日本政府や関連企業や電力会社は、故意に事故が軽易であったように見せ掛けていますが
世界最悪の原子力事故だというのが、世界の認識です。
1999年9月30日に(株)ジェー・シー・オー(JCO)にてわが国初の臨界事故が発生し、
3名のJCO社員が多量の放射線被ばくを受け、2名が死亡した事故です。
3年前、町工場のちっぽけな作業場で、濃縮された高濃度プルトニウム溶液を、危険性も
教育されずに、バケツで運んで死んでいった作業者が悪いという報道さえありました。
親会社は、忘れ去られようとしていますが「住友金属鉱山株式会社」です。
日本の特徴(特長では有りません!)ですが、危険な作業や、事故が起きて困る作業は
別会社や、依託会社にやらせます。
このような無責任なシステムは、欧米には有りません。
労働組合や人権意識がしっかり、しているからでしょう。
「住友金属鉱山株式会社」のホームページをご覧下さい。
欧米の企業の従業員の多さに驚くことがあるでしょう!
日本の様に、子会社、孫会社、下請会社、孫請会社など人権を無視した組織は有りません。
日本の何グループ(=財閥)全体が、欧米では1企業です。
かくして、日本企業の安全性、無事故作業時間の異常な大記録がでっちあげられています。
その下で、陰で、日雇いや零細企業の正式な雇用契約もない尊い人命が亡くなっています。
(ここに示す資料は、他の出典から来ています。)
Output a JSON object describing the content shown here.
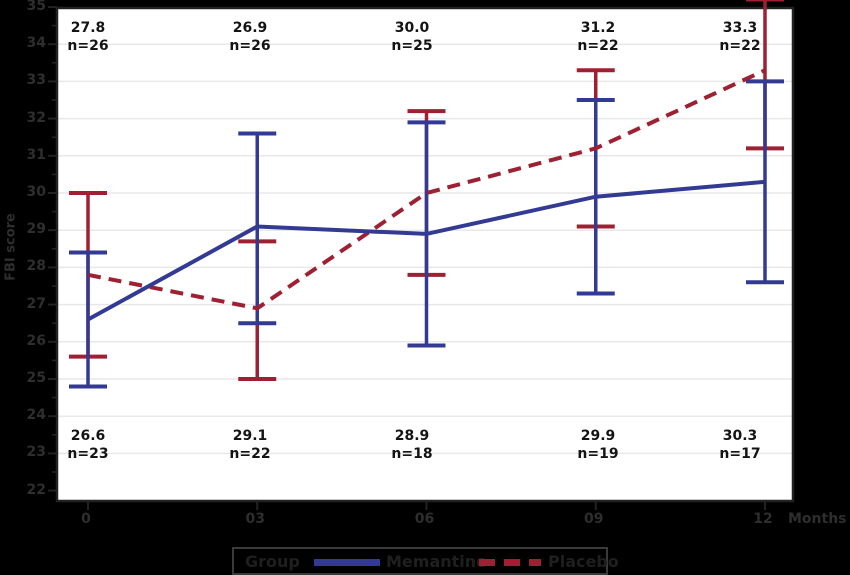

僕が日頃、日本民族は冷酷だと言っている一端が、お気付き頂けるでしょうか。
最後に、京都大学原子炉実験所、第34回学術講演会・サテライトミーティング「JCO 臨界事故を考える」
における「小出裕章」氏の冷静的確な論文をご紹介して終わります。
残念なことに、この論文はネットから消されました。
科学技術は人類の幸せの為に有ります。科学技術の為に人間が居るのではありません。
我々は、主体性を持って、IDENTITYを持って、自由と正義と平等の為に戦う必要があります。